Hi:
As elegant as the PRX-only solution is, I agree with Scott that sometimes a more verbose or step-wise solution might be easier to maintain. For example, compare the 7 statements of the PRXCHANGE/REVERSE/SCAN solution with the 5 statements in the PRX-only solution.
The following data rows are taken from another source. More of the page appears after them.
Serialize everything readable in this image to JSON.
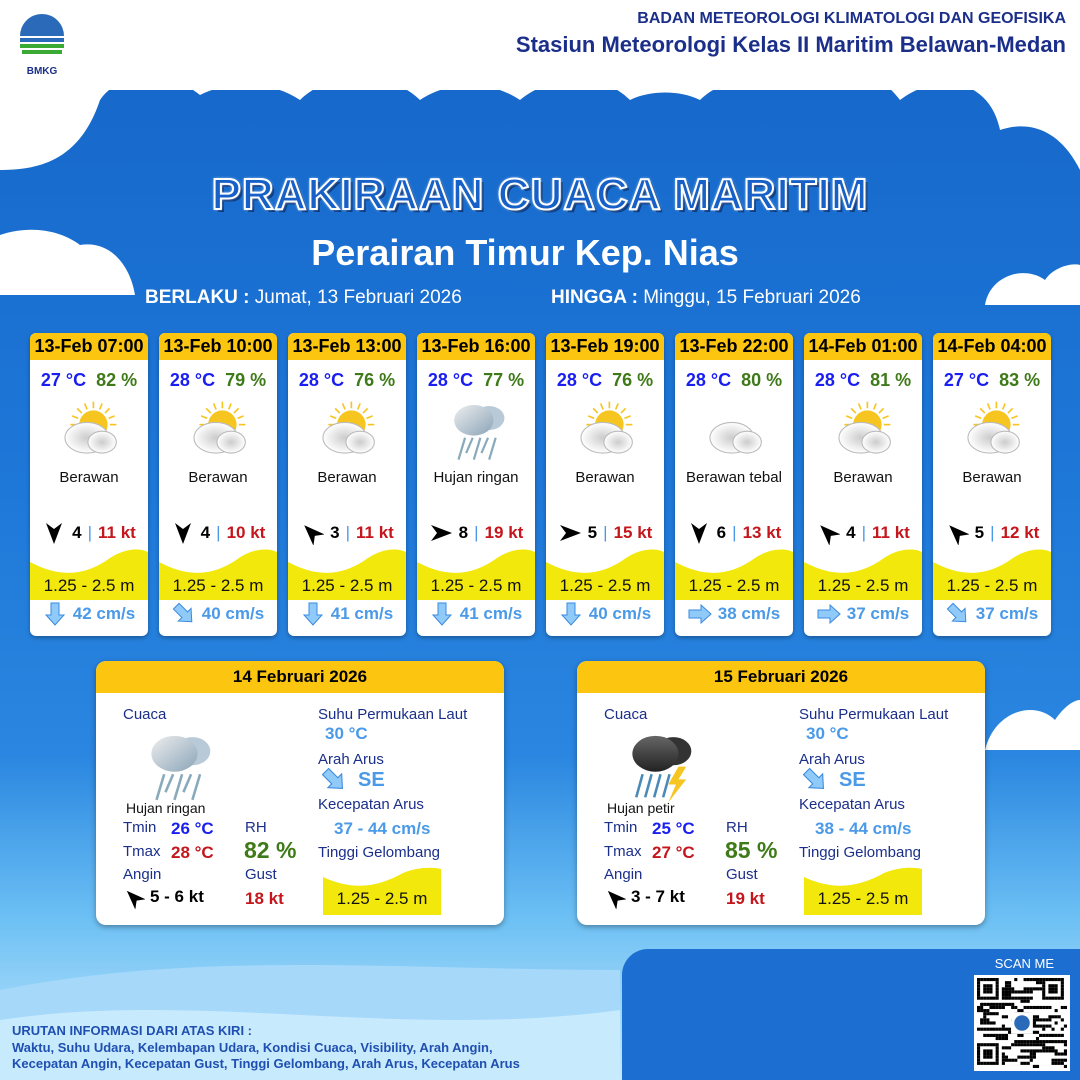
{
  "header": {
    "agency": "BADAN METEOROLOGI KLIMATOLOGI DAN GEOFISIKA",
    "station": "Stasiun Meteorologi Kelas II Maritim Belawan-Medan",
    "logo_text": "BMKG"
  },
  "title": "PRAKIRAAN CUACA MARITIM",
  "subtitle": "Perairan Timur Kep. Nias",
  "validity": {
    "from_label": "BERLAKU :",
    "from": "Jumat, 13 Februari 2026",
    "to_label": "HINGGA :",
    "to": "Minggu, 15 Februari 2026"
  },
  "colors": {
    "accent_yellow": "#fcc610",
    "wave_yellow": "#f2e80c",
    "temp_blue": "#1a1ef0",
    "rh_green": "#3f7a18",
    "gust_red": "#c4161c",
    "current_blue": "#4a9ae8"
  },
  "forecasts": [
    {
      "time": "13-Feb 07:00",
      "temp": "27 °C",
      "rh": "82 %",
      "icon": "partly-cloudy",
      "condition": "Berawan",
      "wind_dir": "S",
      "wind_speed": "4",
      "gust": "11 kt",
      "wave": "1.25 - 2.5 m",
      "current_dir": "S",
      "current_speed": "42 cm/s"
    },
    {
      "time": "13-Feb 10:00",
      "temp": "28 °C",
      "rh": "79 %",
      "icon": "partly-cloudy",
      "condition": "Berawan",
      "wind_dir": "S",
      "wind_speed": "4",
      "gust": "10 kt",
      "wave": "1.25 - 2.5 m",
      "current_dir": "SE",
      "current_speed": "40 cm/s"
    },
    {
      "time": "13-Feb 13:00",
      "temp": "28 °C",
      "rh": "76 %",
      "icon": "partly-cloudy",
      "condition": "Berawan",
      "wind_dir": "NW",
      "wind_speed": "3",
      "gust": "11 kt",
      "wave": "1.25 - 2.5 m",
      "current_dir": "S",
      "current_speed": "41 cm/s"
    },
    {
      "time": "13-Feb 16:00",
      "temp": "28 °C",
      "rh": "77 %",
      "icon": "light-rain",
      "condition": "Hujan ringan",
      "wind_dir": "E",
      "wind_speed": "8",
      "gust": "19 kt",
      "wave": "1.25 - 2.5 m",
      "current_dir": "S",
      "current_speed": "41 cm/s"
    },
    {
      "time": "13-Feb 19:00",
      "temp": "28 °C",
      "rh": "76 %",
      "icon": "partly-cloudy",
      "condition": "Berawan",
      "wind_dir": "E",
      "wind_speed": "5",
      "gust": "15 kt",
      "wave": "1.25 - 2.5 m",
      "current_dir": "S",
      "current_speed": "40 cm/s"
    },
    {
      "time": "13-Feb 22:00",
      "temp": "28 °C",
      "rh": "80 %",
      "icon": "overcast",
      "condition": "Berawan tebal",
      "wind_dir": "S",
      "wind_speed": "6",
      "gust": "13 kt",
      "wave": "1.25 - 2.5 m",
      "current_dir": "E",
      "current_speed": "38 cm/s"
    },
    {
      "time": "14-Feb 01:00",
      "temp": "28 °C",
      "rh": "81 %",
      "icon": "partly-cloudy",
      "condition": "Berawan",
      "wind_dir": "NW",
      "wind_speed": "4",
      "gust": "11 kt",
      "wave": "1.25 - 2.5 m",
      "current_dir": "E",
      "current_speed": "37 cm/s"
    },
    {
      "time": "14-Feb 04:00",
      "temp": "27 °C",
      "rh": "83 %",
      "icon": "partly-cloudy",
      "condition": "Berawan",
      "wind_dir": "NW",
      "wind_speed": "5",
      "gust": "12 kt",
      "wave": "1.25 - 2.5 m",
      "current_dir": "SE",
      "current_speed": "37 cm/s"
    }
  ],
  "labels": {
    "cuaca": "Cuaca",
    "sst": "Suhu Permukaan Laut",
    "arah_arus": "Arah Arus",
    "kecepatan_arus": "Kecepatan Arus",
    "tinggi_gelombang": "Tinggi Gelombang",
    "tmin": "Tmin",
    "tmax": "Tmax",
    "rh": "RH",
    "angin": "Angin",
    "gust": "Gust"
  },
  "daily": [
    {
      "date": "14 Februari 2026",
      "icon": "light-rain",
      "condition": "Hujan ringan",
      "tmin": "26 °C",
      "tmax": "28 °C",
      "rh": "82 %",
      "wind_dir": "NW",
      "wind": "5  - 6 kt",
      "gust": "18 kt",
      "sst": "30 °C",
      "current_dir": "SE",
      "current_dir_label": "SE",
      "current_speed": "37  - 44 cm/s",
      "wave": "1.25 - 2.5 m"
    },
    {
      "date": "15 Februari 2026",
      "icon": "thunderstorm",
      "condition": "Hujan petir",
      "tmin": "25 °C",
      "tmax": "27 °C",
      "rh": "85 %",
      "wind_dir": "NW",
      "wind": "3  - 7 kt",
      "gust": "19 kt",
      "sst": "30 °C",
      "current_dir": "SE",
      "current_dir_label": "SE",
      "current_speed": "38  - 44 cm/s",
      "wave": "1.25 - 2.5 m"
    }
  ],
  "footer": {
    "scan": "SCAN ME",
    "legend_title": "URUTAN INFORMASI DARI ATAS KIRI :",
    "legend_line1": "Waktu, Suhu Udara, Kelembapan Udara, Kondisi Cuaca, Visibility, Arah Angin,",
    "legend_line2": "Kecepatan Angin, Kecepatan Gust, Tinggi Gelombang, Arah Arus, Kecepatan Arus"
  }
}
If I am a PRX newbie and my ever inventive data entry folks throw a few curve balls like Dr. Casey (no first name) or Dr. First Last, Sr. MD or Dr. First Last, III MD I have a better chance of -successfully- adjusting my code using the hybrid approach. If I'm not a PRX newbie, then adjusting the regex will probably be easy.
cynthia
[pre]
data drname;
length name $30;
infile datalines dsd dlm=',';
input idnum name $;
return;
datalines;
1,"Dr. Smith T. Bauer MD"
2,"Samuel I Rodriguez M.D."
3,"Will Glader MD"
4,"Dr. Greg House"
5,"Dr Drake Morgan"
6,"DR Donnie Darko, Sr. MD"
7,"Dr. Casey"
;
run;
data parsename;
length first last z revname zz $30;
set drname;
** get rid of Dr, if present;
z = left(prxchange('s/(Dr |Dr. |DR |DR. )/ /',1, name));
** get rid of periods and commas;
z = compress(z,',.');
** reverse the string so that MD, Jr, Sr is first, if present;
revname = reverse(z);
** change MD, Jr, Sr (in reverse) to spaces;
zz = left(prxchange('s/(DM |rJ |rS )/ /',2, revname ));
** now first name is always the first chunk of the string;
first = scan(z,1,' ');
** and last name is always the first chunk of the reversed string;
** but the scanned string has to be reversed again to be correct;
last = reverse(scan(zz,1,' '));
** If first name and last name are the same (Dr. Casey), then set ;
** spaces/missing for first name;
if first = last then first = ' ';
** entire PRX solution;
* prepare reg. expression for text parsing;
_EXPR='s/(Dr.)?(\s*\S*)\s*?\S*?(\s+)(\S*)\s*(MD|M.D.)\s*/$2 $4/i';
_REGX=prxparse(_EXPR);
_PRX=prxchange(_REGX,1,name);
* split parsed text into desired variables;
alt_FIRST=scan(_PRX,1);
alt_LAST=scan(_PRX,2);
run;
ods listing;
proc print data=parsename;
var first last name z revname zz alt_first alt_last;
run;
[/pre]